Counselling is most effective when there’s a good relationship between client and counsellor. That means it can take several attempts to find a counsellor who’s effective for you. Thanks to a referral, I was lucky enough this time to find a wonderful counsellor whom I felt understood me. She practices a form of psychotherapy that involves exploring the origins of feelings, with a view to better understanding and adapting to them. I quickly felt better because someone understood my issues, and I was addressing them. That got me through that initial crisis.
All of this took place over ten years ago. Since then, I’ve maintained a regular relationship with the same counsellor. I don’t consider myself to have significant mental health issues nowadays but the understanding I continue to gain about myself feels very valuable. Importantly, it helps me better understand the goals that matter to me; they’re no longer about proving myself to others.
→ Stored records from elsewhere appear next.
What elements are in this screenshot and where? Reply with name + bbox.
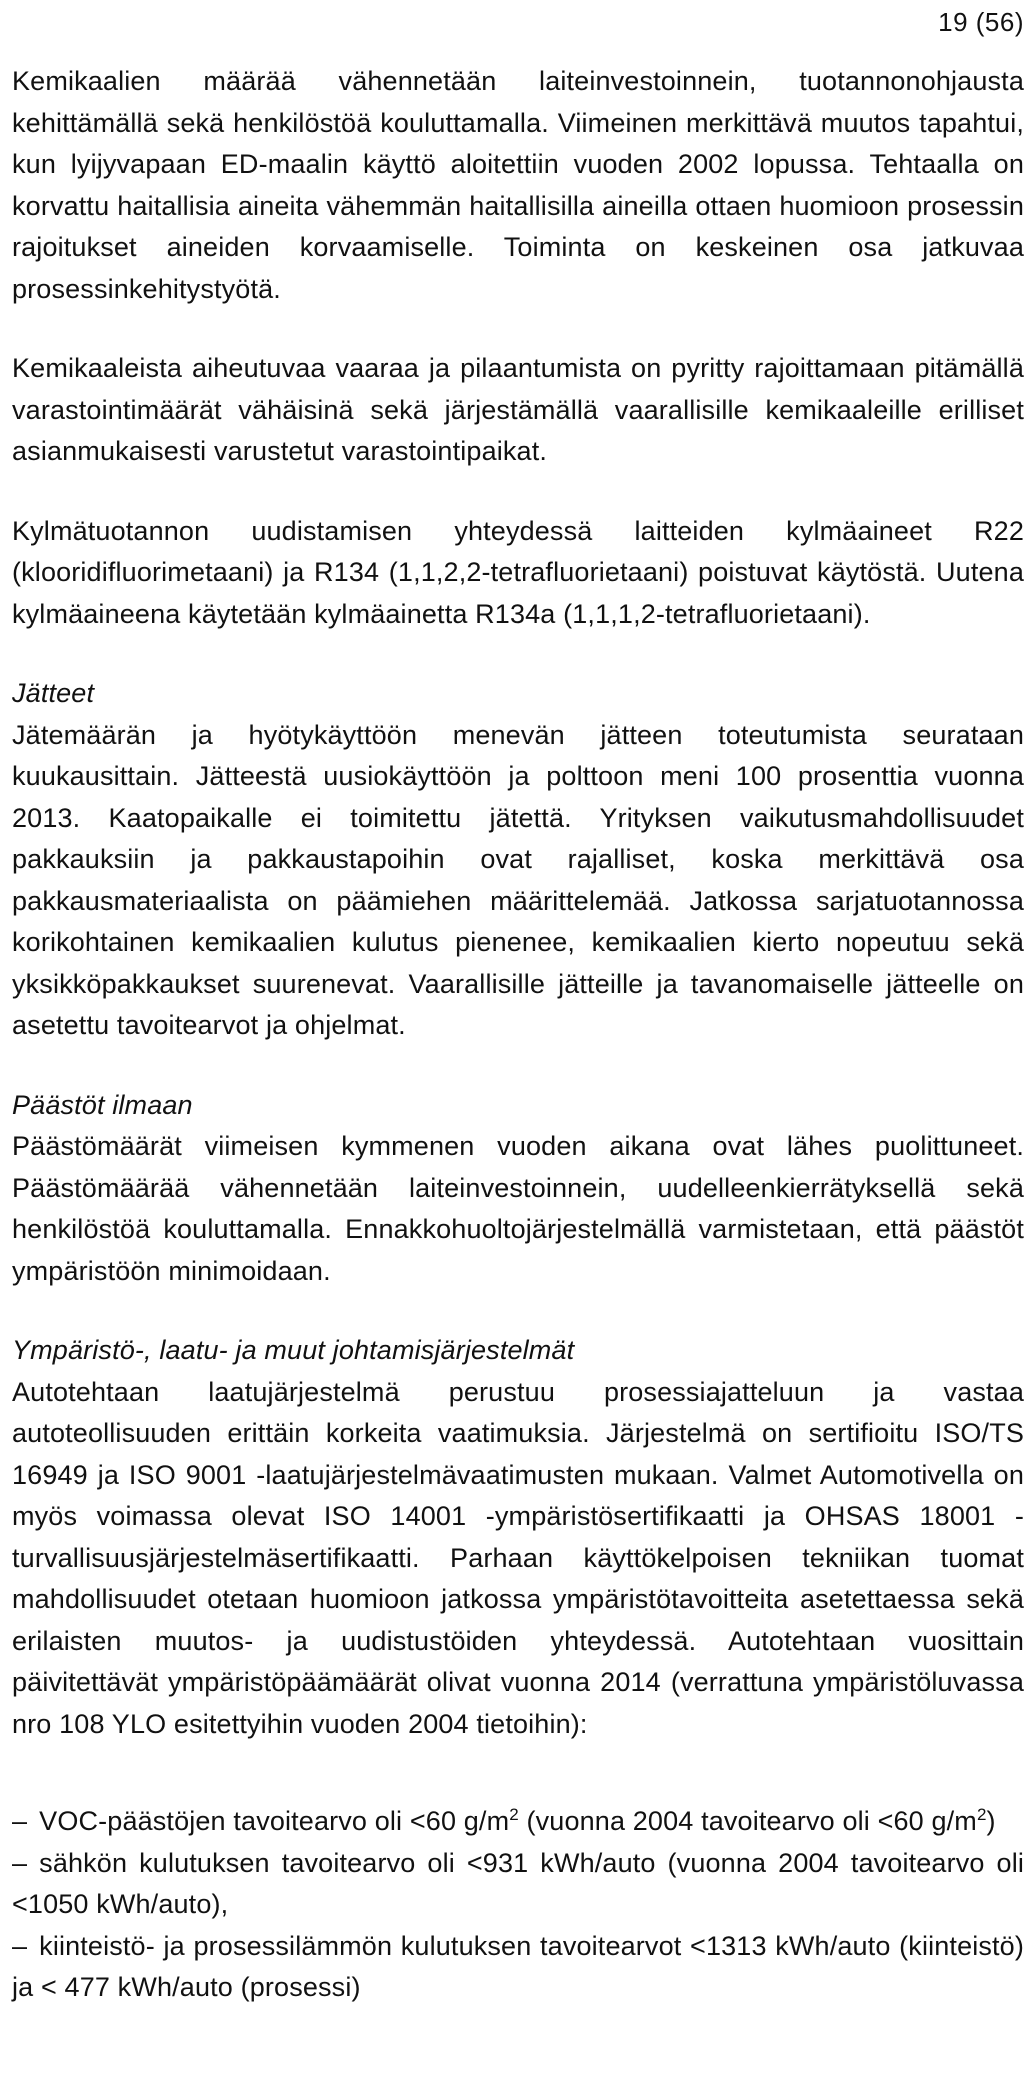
list-item-electricity-target — [12, 1843, 1024, 1926]
electricity-target-text: sähkön kulutuksen tavoitearvo oli <931 kWh/auto (vuonna 2004 tavoitearvo oli <1050 kWh/auto), — [12, 1847, 1024, 1919]
list-dash: – — [12, 1806, 28, 1836]
section-heading-air-emissions: Päästöt ilmaan — [12, 1089, 193, 1120]
section-text-management-systems: Autotehtaan laatujärjestelmä perustuu prosessiajatteluun ja vastaa autoteollisuuden erittäin korkeita vaatimuksia. Järjestelmä on sertifioitu ISO/TS 16949 ja ISO 9001 -laatujärjestelmävaatimusten mukaan. Valmet Automotivella on myös voimassa olevat ISO 14001 -ympäristösertifikaatti ja OHSAS 18001 -turvallisuusjärjestelmäsertifikaatti. Parhaan käyttökelpoisen tekniikan tuomat mahdollisuudet otetaan huomioon jatkossa ympäristötavoitteita asetettaessa sekä erilaisten muutos- ja uudistustöiden yhteydessä. Autotehtaan vuosittain päivitettävät ympäristöpäämäärät olivat vuonna 2014 (verrattuna ympäristöluvassa nro 108 YLO esitettyihin vuoden 2004 tietoihin): — [12, 1376, 1024, 1739]
voc-target-text: VOC-päästöjen tavoitearvo oli <60 g/m — [39, 1806, 510, 1836]
page-number: 19 (56) — [938, 7, 1024, 37]
heat-target-text: kiinteistö- ja prosessilämmön kulutuksen tavoitearvot <1313 kWh/auto (kiinteistö) ja < 477 kWh/auto (prosessi) — [12, 1930, 1024, 2002]
list-item-heat-target — [12, 1926, 1024, 2009]
voc-target-text-middle: (vuonna 2004 tavoitearvo oli <60 g/m — [518, 1806, 977, 1836]
list-item-voc-target — [12, 1801, 1024, 1843]
paragraph-chemical-storage: Kemikaaleista aiheutuvaa vaaraa ja pilaantumista on pyritty rajoittamaan pitämällä varastointimäärät vähäisinä sekä järjestämällä vaarallisille kemikaaleille erilliset asianmukaisesti varustetut varastointipaikat. — [12, 353, 1024, 466]
section-text-waste: Jätemäärän ja hyötykäyttöön menevän jätteen toteutumista seurataan kuukausittain. Jätteestä uusiokäyttöön ja polttoon meni 100 prosenttia vuonna 2013. Kaatopaikalle ei toimitettu jätettä. Yrityksen vaikutusmahdollisuudet pakkauksiin ja pakkaustapoihin ovat rajalliset, koska merkittävä osa pakkausmateriaalista on päämiehen määrittelemää. Jatkossa sarjatuotannossa korikohtainen kemikaalien kulutus pienenee, kemikaalien kierto nopeutuu sekä yksikköpakkaukset suurenevat. Vaarallisille jätteille ja tavanomaiselle jätteelle on asetettu tavoitearvot ja ohjelmat. — [12, 719, 1024, 1040]
section-heading-management-systems: Ympäristö-, laatu- ja muut johtamisjärjestelmät — [12, 1335, 575, 1365]
environmental-targets-list — [12, 1801, 1024, 2009]
section-text-air-emissions: Päästömäärät viimeisen kymmenen vuoden aikana ovat lähes puolittuneet. Päästömäärää vähennetään laiteinvestoinnein, uudelleenkierrätyksellä sekä henkilöstöä kouluttamalla. Ennakkohuoltojärjestelmällä varmistetaan, että päästöt ympäristöön minimoidaan. — [12, 1131, 1024, 1286]
list-dash: – — [12, 1930, 28, 1961]
voc-target-text-end: ) — [986, 1806, 996, 1836]
paragraph-chemicals-reduction: Kemikaalien määrää vähennetään laiteinvestoinnein, tuotannonohjausta kehittämällä sekä henkilöstöä kouluttamalla. Viimeinen merkittävä muutos tapahtui, kun lyijyvapaan ED-maalin käyttö aloitettiin vuoden 2002 lopussa. Tehtaalla on korvattu haitallisia aineita vähemmän haitallisilla aineilla ottaen huomioon prosessin rajoitukset aineiden korvaamiselle. Toiminta on keskeinen osa jatkuvaa prosessinkehitystyötä. — [12, 66, 1024, 304]
list-spacer — [12, 1745, 1024, 1801]
paragraph-refrigerants: Kylmätuotannon uudistamisen yhteydessä laitteiden kylmäaineet R22 (klooridifluorimetaani) ja R134 (1,1,2,2-tetrafluorietaani) poistuvat käytöstä. Uutena kylmäaineena käytetään kylmäainetta R134a (1,1,1,2-tetrafluorietaani). — [12, 515, 1024, 629]
list-dash: – — [12, 1847, 28, 1878]
superscript-2: 2 — [976, 1805, 987, 1824]
section-heading-waste: Jätteet — [12, 678, 95, 708]
document-body — [12, 61, 1024, 2009]
superscript-2: 2 — [509, 1805, 519, 1824]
Counselling has also helped with low self-esteem and catastrophising. I generally think I’m “ok” these days and not on the brink of disaster. Like everyone, I still have my moments. Those might be caused by an objectively difficult circumstance or, alternatively, when some old perspectives are triggered. A combination of counselling and taking regular exercise helps to keep things manageable. I even talk to other people too!
My hand was forced that first time by the prospect of marriage. The second time, serendipity played a part. I went with a close friend to see a play, where two performers re-enacted their own mental health story. After a standing ovation, they exhorted the audience to talk more about mental health issues. Doing so with my friend afterwards, I felt increasingly uncomfortable in not acknowledging my own issues. How could I discuss the play’s central message of opening up about mental health with one of my best friends and not open up even just a little bit? So, I confessed! To having taken medication, to seeing a counsellor. And, again, nothing terrible happened.
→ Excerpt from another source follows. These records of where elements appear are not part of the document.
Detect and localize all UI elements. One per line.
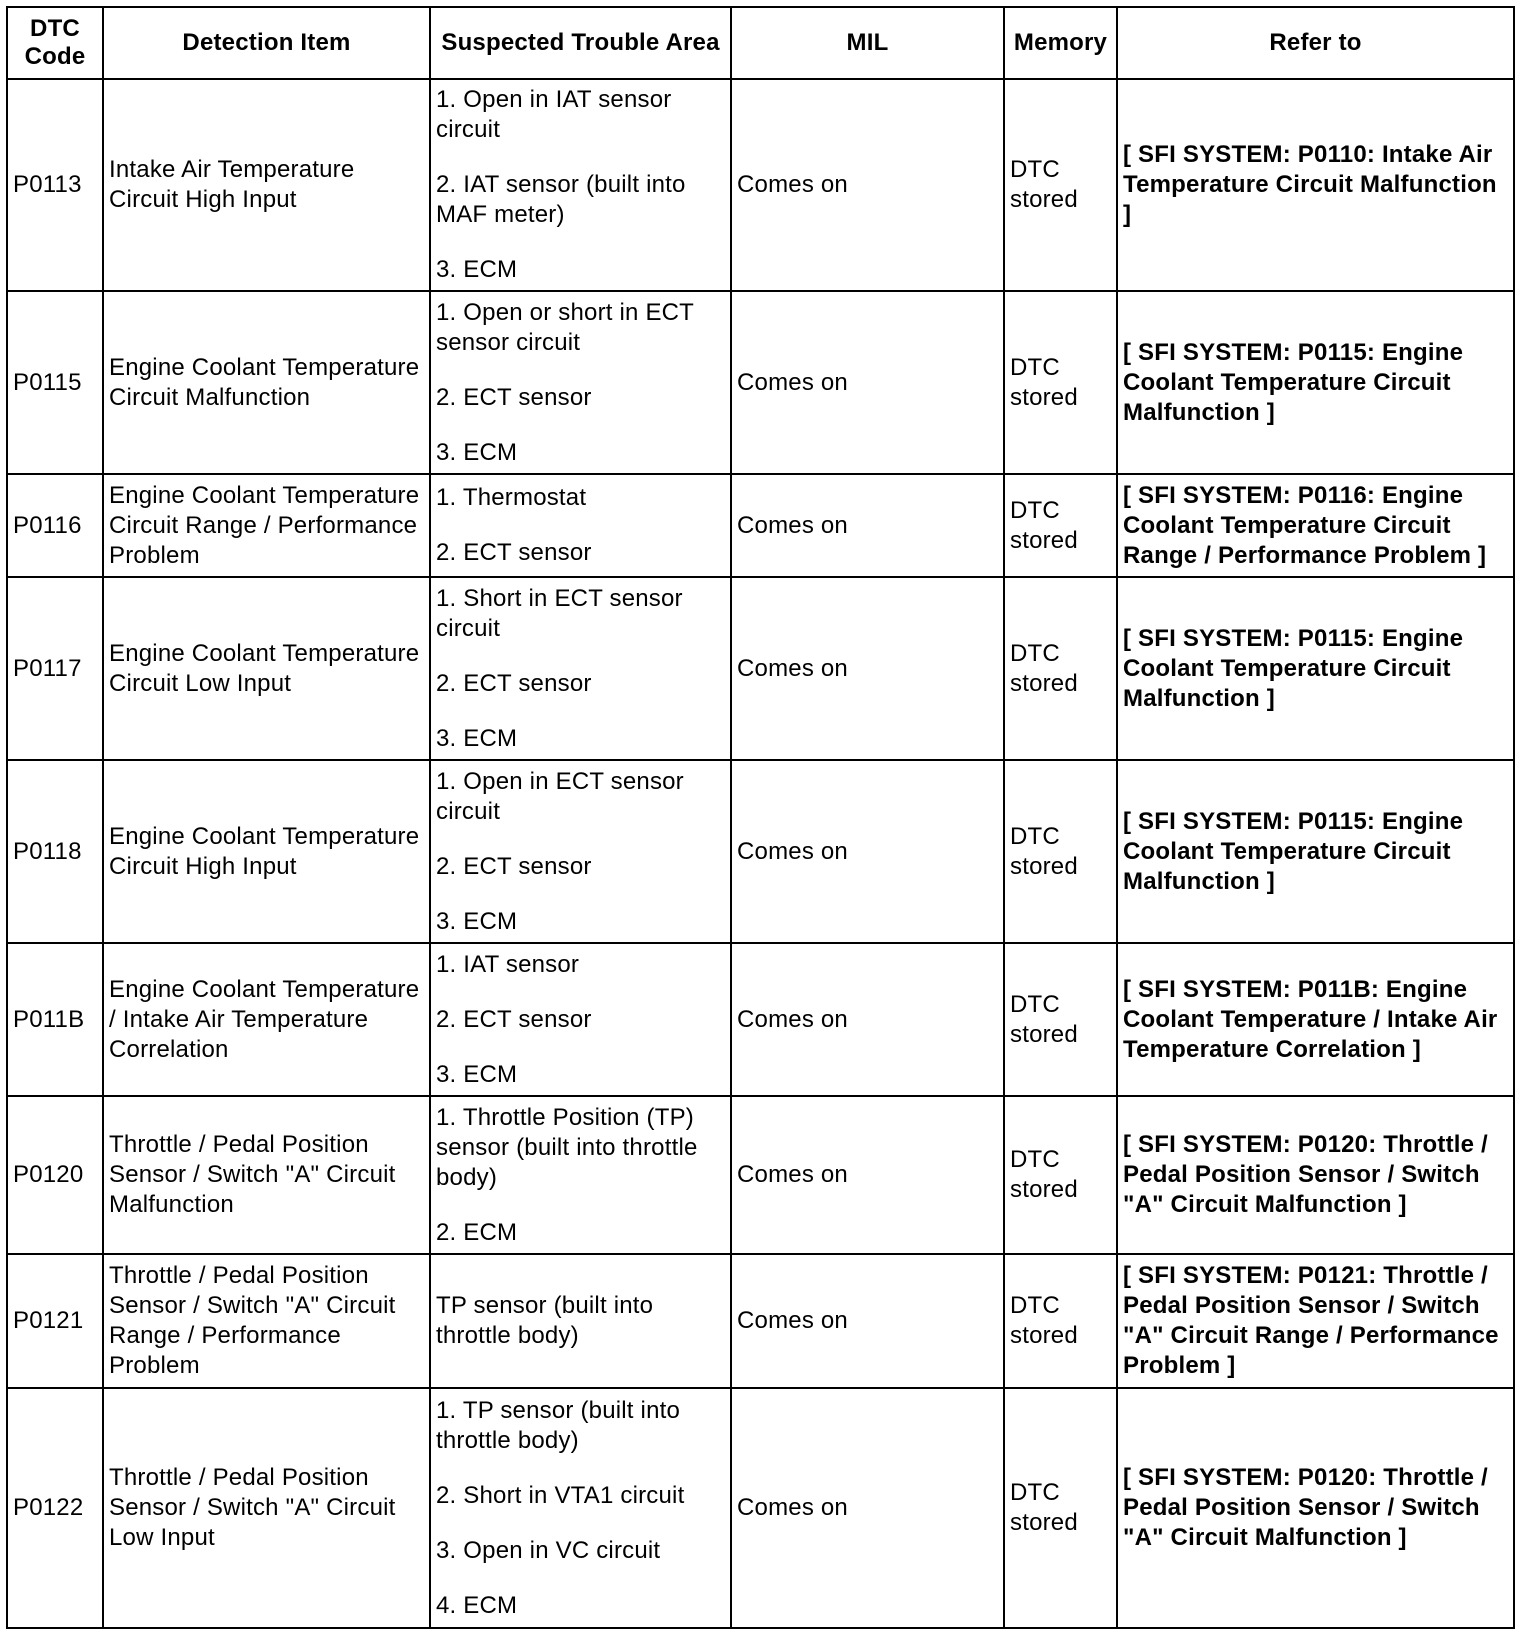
dtc-code-cell: P0118 — [7, 760, 103, 943]
trouble-area-item: 3. Open in VC circuit — [436, 1536, 661, 1564]
suspected-trouble-area-cell — [430, 760, 731, 943]
header-row — [7, 7, 1514, 79]
trouble-area-item: 2. ECT sensor — [436, 1005, 592, 1033]
table-row — [7, 1254, 1514, 1388]
detection-item-cell: Engine Coolant Temperature Circuit High Input — [103, 760, 430, 943]
memory-cell: DTC stored — [1004, 1254, 1117, 1388]
table-row — [7, 1096, 1514, 1254]
refer-to-cell: [ SFI SYSTEM: P0120: Throttle / Pedal Position Sensor / Switch "A" Circuit Malfunction ] — [1117, 1388, 1514, 1628]
header-dtc-code: DTC Code — [7, 7, 103, 79]
detection-item-cell: Intake Air Temperature Circuit High Input — [103, 79, 430, 291]
header-suspected-trouble-area: Suspected Trouble Area — [430, 7, 731, 79]
detection-item-cell: Engine Coolant Temperature Circuit Low Input — [103, 577, 430, 760]
dtc-code-cell: P011B — [7, 943, 103, 1096]
trouble-area-item: 2. ECT sensor — [436, 383, 592, 411]
trouble-area-item: 1. IAT sensor — [436, 950, 580, 978]
trouble-area-item: 2. ECT sensor — [436, 669, 592, 697]
refer-to-cell: [ SFI SYSTEM: P011B: Engine Coolant Temperature / Intake Air Temperature Correlation ] — [1117, 943, 1514, 1096]
mil-cell: Comes on — [731, 1388, 1004, 1628]
trouble-area-item: 3. ECM — [436, 438, 518, 466]
suspected-trouble-area-cell — [430, 291, 731, 474]
table-row — [7, 79, 1514, 291]
trouble-area-item: 1. TP sensor (built into throttle body) — [436, 1396, 681, 1454]
header-refer-to: Refer to — [1117, 7, 1514, 79]
refer-to-cell: [ SFI SYSTEM: P0115: Engine Coolant Temperature Circuit Malfunction ] — [1117, 760, 1514, 943]
mil-cell: Comes on — [731, 1096, 1004, 1254]
mil-cell: Comes on — [731, 291, 1004, 474]
header-memory: Memory — [1004, 7, 1117, 79]
dtc-code-cell: P0116 — [7, 474, 103, 577]
suspected-trouble-area-cell — [430, 1096, 731, 1254]
trouble-area-item: 2. IAT sensor (built into MAF meter) — [436, 171, 686, 228]
refer-to-cell: [ SFI SYSTEM: P0121: Throttle / Pedal Position Sensor / Switch "A" Circuit Range / Performance Problem ] — [1117, 1254, 1514, 1388]
memory-cell: DTC stored — [1004, 474, 1117, 577]
trouble-area-item: 1. Open or short in ECT sensor circuit — [436, 298, 694, 356]
trouble-area-item: 2. ECT sensor — [436, 539, 592, 566]
dtc-code-cell: P0115 — [7, 291, 103, 474]
trouble-area-item: 3. ECM — [436, 1060, 518, 1088]
memory-cell: DTC stored — [1004, 291, 1117, 474]
trouble-area-item: 3. ECM — [436, 724, 518, 752]
trouble-area-item: 1. Short in ECT sensor circuit — [436, 584, 683, 642]
mil-cell: Comes on — [731, 943, 1004, 1096]
mil-cell: Comes on — [731, 760, 1004, 943]
detection-item-cell: Engine Coolant Temperature Circuit Malfunction — [103, 291, 430, 474]
dtc-table — [6, 6, 1515, 1629]
dtc-table-container — [6, 6, 1515, 1629]
trouble-area-item: 1. Open in IAT sensor circuit — [436, 86, 672, 143]
detection-item-cell: Engine Coolant Temperature Circuit Range / Performance Problem — [103, 474, 430, 577]
table-row — [7, 474, 1514, 577]
trouble-area-item: 2. ECM — [436, 1218, 518, 1246]
detection-item-cell: Throttle / Pedal Position Sensor / Switch "A" Circuit Malfunction — [103, 1096, 430, 1254]
refer-to-cell: [ SFI SYSTEM: P0116: Engine Coolant Temperature Circuit Range / Performance Problem ] — [1117, 474, 1514, 577]
table-row — [7, 291, 1514, 474]
dtc-code-cell: P0121 — [7, 1254, 103, 1388]
refer-to-cell: [ SFI SYSTEM: P0115: Engine Coolant Temperature Circuit Malfunction ] — [1117, 577, 1514, 760]
memory-cell: DTC stored — [1004, 1096, 1117, 1254]
mil-cell: Comes on — [731, 1254, 1004, 1388]
trouble-area-item: 2. Short in VTA1 circuit — [436, 1481, 685, 1509]
table-row — [7, 760, 1514, 943]
memory-cell: DTC stored — [1004, 577, 1117, 760]
dtc-code-cell: P0122 — [7, 1388, 103, 1628]
trouble-area-item: 1. Throttle Position (TP) sensor (built into throttle body) — [436, 1103, 698, 1191]
suspected-trouble-area-cell — [430, 577, 731, 760]
trouble-area-item: 4. ECM — [436, 1591, 518, 1619]
mil-cell: Comes on — [731, 577, 1004, 760]
trouble-area-item: 3. ECM — [436, 907, 518, 935]
header-detection-item: Detection Item — [103, 7, 430, 79]
memory-cell: DTC stored — [1004, 1388, 1117, 1628]
mil-cell: Comes on — [731, 79, 1004, 291]
refer-to-cell: [ SFI SYSTEM: P0110: Intake Air Temperature Circuit Malfunction ] — [1117, 79, 1514, 291]
trouble-area-item: 3. ECM — [436, 256, 518, 283]
table-row — [7, 1388, 1514, 1628]
memory-cell: DTC stored — [1004, 79, 1117, 291]
header-mil: MIL — [731, 7, 1004, 79]
table-row — [7, 577, 1514, 760]
detection-item-cell: Engine Coolant Temperature / Intake Air Temperature Correlation — [103, 943, 430, 1096]
detection-item-cell: Throttle / Pedal Position Sensor / Switch "A" Circuit Range / Performance Problem — [103, 1254, 430, 1388]
trouble-area-item: 1. Thermostat — [436, 484, 587, 511]
trouble-area-item: 2. ECT sensor — [436, 852, 592, 880]
mil-cell: Comes on — [731, 474, 1004, 577]
trouble-area-item: 1. Open in ECT sensor circuit — [436, 767, 684, 825]
memory-cell: DTC stored — [1004, 943, 1117, 1096]
detection-item-cell: Throttle / Pedal Position Sensor / Switch "A" Circuit Low Input — [103, 1388, 430, 1628]
dtc-code-cell: P0113 — [7, 79, 103, 291]
suspected-trouble-area-cell — [430, 1254, 731, 1388]
dtc-code-cell: P0117 — [7, 577, 103, 760]
suspected-trouble-area-cell — [430, 1388, 731, 1628]
suspected-trouble-area-cell — [430, 943, 731, 1096]
refer-to-cell: [ SFI SYSTEM: P0120: Throttle / Pedal Position Sensor / Switch "A" Circuit Malfunction ] — [1117, 1096, 1514, 1254]
memory-cell: DTC stored — [1004, 760, 1117, 943]
trouble-area-item: TP sensor (built into throttle body) — [436, 1292, 654, 1349]
suspected-trouble-area-cell — [430, 79, 731, 291]
table-row — [7, 943, 1514, 1096]
dtc-code-cell: P0120 — [7, 1096, 103, 1254]
suspected-trouble-area-cell — [430, 474, 731, 577]
refer-to-cell: [ SFI SYSTEM: P0115: Engine Coolant Temperature Circuit Malfunction ] — [1117, 291, 1514, 474]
Ever since that second experience of disclosing, I’ve not had to wait for marriage or a play to talk about mental health. I’ve been increasingly open with my close circle of friends.
Most have been surprised by my revelation, trying to reconcile it with what they see as a “calm and collected”, “self-assured” demeanour. I realised I’d been pretty successful in suppressing that inner anxiety. But the consequence of that suppression strategy was all those issues I mentioned previously. Counselling has given me a better strategy, where I face up to the anxiety, try to understand it and change the way I think about it. Thanks to all that effort, I even feel “calm and collected” on the inside, some of the time at least!
So, after long years of secrecy, my experience of talking has been universally positive, for me and for others. So much so, that I’m now doing something that would have horrified me previously, sharing this experience with a much wider audience.
For those suffering, I hope this gives you comfort that many others suffer. If you have yet to talk about your own suffering or seek help, please think about doing so – my own experience of opening up has been exclusively positive despite my fears to the contrary.
If you are lucky enough not to be a sufferer (at the moment), be aware that 25% of people experience a mental health problem in a typical year, and 2020 is far from typical. There are many sufferers around you, even some you wouldn’t expect.
I’m going to leave the last word to another wizard, a literary one. At these very trying times for mental health, we could do worse than be guided by Kurt Vonnegut’s summation of the meaning of life: “We’re here to help each other get through this thing, whatever it is.”